Paracetamol/naproxen

Combination of
- Paracetamol: Analgesic, antipyretic
- Naproxen: Nonsteroidal anti-inflammatory

Clinical data
- Trade names: Tylenol with Naproxen
- AHFS/Drugs.com: Micromedex Detailed Consumer Information
- Routes of administration: By mouth
- ATC code: N02BE51 (WHO) ;

Legal status
- Legal status: US: OTC;

= Paracetamol/naproxen =

Combination drug

Paracetamol/naproxen, sold under the brand name Tylenol with Naproxen, is a fixed-dose combination of two medications, paracetamol (acetaminophen), an analgesic and antipyretic; and naproxen, as the sodium salt, a non-steroidal anti-inflammatory. It is available over-the-counter. The combination is manufactured by Kenvue Brands.

The combination was approved for medical use in the United States in July 2026.

== Medical uses ==
Paracetamol/naproxen is indicated for the temporary relief of minor aches and pains due to headache, backache, muscular aches, toothache, menstrual cramps, and minor pain of arthritis in people aged twelve years of age and older.

== Adverse effects ==

The labeling for the combination includes pregnancy-related recommendations consistent with all other acetaminophen- or NSAID-containing nonprescription products.

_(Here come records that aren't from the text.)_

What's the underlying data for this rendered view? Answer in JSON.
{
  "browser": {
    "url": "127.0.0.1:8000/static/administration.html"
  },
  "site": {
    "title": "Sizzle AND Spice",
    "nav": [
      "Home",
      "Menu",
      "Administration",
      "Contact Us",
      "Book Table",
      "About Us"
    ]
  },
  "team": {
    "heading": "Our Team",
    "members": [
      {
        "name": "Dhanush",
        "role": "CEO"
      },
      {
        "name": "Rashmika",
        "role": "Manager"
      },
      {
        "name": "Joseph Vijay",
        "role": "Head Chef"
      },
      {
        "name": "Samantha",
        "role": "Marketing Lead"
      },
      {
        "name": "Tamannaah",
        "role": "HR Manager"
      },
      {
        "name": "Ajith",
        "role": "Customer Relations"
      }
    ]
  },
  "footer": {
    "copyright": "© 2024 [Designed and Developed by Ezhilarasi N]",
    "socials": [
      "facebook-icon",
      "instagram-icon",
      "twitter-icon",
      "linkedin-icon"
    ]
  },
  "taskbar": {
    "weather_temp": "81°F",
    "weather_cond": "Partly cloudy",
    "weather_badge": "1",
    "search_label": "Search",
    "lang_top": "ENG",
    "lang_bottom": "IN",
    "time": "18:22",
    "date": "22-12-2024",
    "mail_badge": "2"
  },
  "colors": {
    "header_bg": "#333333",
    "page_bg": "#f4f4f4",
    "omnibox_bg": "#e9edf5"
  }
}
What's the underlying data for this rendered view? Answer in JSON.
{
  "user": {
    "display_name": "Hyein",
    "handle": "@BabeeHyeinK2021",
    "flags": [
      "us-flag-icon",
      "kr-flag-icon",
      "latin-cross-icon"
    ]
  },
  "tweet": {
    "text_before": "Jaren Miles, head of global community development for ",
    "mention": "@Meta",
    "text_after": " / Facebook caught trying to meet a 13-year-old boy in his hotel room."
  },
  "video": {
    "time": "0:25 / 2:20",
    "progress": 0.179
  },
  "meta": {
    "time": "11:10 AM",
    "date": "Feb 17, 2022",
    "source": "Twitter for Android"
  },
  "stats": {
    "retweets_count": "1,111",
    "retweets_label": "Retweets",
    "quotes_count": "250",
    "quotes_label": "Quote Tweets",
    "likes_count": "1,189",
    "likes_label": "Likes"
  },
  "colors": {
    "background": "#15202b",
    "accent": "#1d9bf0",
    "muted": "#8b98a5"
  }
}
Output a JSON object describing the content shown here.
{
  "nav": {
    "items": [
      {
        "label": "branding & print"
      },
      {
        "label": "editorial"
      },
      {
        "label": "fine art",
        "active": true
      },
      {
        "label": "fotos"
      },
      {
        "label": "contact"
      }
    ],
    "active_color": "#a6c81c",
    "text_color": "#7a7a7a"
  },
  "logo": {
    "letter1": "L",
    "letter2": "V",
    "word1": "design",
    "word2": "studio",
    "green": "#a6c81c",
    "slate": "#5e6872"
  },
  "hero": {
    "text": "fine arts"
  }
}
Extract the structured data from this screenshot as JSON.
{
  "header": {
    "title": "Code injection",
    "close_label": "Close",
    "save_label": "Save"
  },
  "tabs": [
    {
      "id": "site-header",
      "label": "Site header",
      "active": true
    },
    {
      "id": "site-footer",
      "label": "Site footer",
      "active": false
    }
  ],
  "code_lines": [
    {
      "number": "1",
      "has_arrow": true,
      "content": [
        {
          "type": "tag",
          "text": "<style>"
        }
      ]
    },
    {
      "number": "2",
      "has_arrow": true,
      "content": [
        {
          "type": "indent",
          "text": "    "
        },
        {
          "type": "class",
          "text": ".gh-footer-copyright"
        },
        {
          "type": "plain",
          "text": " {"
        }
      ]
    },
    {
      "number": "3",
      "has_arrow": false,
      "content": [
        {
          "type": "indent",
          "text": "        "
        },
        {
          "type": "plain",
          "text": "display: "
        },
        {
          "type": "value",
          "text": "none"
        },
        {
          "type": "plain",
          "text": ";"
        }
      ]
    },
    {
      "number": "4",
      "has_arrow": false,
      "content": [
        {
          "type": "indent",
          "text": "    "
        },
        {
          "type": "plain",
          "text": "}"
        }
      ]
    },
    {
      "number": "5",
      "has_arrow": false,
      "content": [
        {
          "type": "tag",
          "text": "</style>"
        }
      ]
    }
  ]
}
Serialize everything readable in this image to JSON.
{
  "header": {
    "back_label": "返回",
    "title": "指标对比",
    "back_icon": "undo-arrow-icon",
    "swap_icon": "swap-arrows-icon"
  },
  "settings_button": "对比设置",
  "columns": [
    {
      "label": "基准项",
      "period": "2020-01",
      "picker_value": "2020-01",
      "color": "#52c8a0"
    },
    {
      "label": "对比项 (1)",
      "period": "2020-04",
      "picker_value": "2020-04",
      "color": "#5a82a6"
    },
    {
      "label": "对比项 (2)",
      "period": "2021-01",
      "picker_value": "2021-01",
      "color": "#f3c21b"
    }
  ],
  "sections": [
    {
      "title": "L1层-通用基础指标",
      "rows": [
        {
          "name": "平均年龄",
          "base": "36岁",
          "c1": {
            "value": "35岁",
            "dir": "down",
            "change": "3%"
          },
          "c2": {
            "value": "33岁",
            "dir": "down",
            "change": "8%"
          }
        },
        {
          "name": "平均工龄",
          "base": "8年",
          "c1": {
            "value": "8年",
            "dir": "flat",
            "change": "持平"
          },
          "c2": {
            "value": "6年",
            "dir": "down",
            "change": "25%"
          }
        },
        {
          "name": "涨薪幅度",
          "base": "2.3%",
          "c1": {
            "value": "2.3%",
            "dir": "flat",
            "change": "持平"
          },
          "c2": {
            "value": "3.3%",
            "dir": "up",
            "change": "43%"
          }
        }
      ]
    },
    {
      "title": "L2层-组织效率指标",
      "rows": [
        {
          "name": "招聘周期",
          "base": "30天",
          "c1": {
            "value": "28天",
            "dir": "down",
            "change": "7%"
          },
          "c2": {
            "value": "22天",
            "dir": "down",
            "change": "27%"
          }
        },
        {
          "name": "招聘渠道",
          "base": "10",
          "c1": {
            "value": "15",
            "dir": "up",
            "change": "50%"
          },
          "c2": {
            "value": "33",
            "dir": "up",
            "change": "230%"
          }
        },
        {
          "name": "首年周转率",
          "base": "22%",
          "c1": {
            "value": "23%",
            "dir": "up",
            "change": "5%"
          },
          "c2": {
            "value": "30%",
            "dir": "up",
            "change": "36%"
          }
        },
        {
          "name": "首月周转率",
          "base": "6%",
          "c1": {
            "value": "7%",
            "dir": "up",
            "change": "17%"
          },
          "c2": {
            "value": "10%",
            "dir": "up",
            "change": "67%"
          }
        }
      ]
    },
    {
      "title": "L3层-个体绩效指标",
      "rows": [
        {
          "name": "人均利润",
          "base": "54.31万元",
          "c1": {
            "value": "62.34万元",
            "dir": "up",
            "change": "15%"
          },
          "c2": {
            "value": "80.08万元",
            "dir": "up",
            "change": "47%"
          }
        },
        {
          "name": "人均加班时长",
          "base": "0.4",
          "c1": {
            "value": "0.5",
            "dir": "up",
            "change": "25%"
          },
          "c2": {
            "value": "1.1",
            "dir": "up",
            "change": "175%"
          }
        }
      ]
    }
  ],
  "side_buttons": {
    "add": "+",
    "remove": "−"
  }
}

Specifically, the label advises that those who are pregnant or breast-feeding ask a health professional before use. Also, the label indicates it is important not to use naproxen sodium at 20 weeks or later in pregnancy unless definitely directed to do so by a doctor.

== Social and culture ==
=== Legal status ===
The combination was approved for medical use in the United States in July 2026.

=== Names ===
Paracetamol/naproxen is sold under the brand name Tylenol with Naproxen.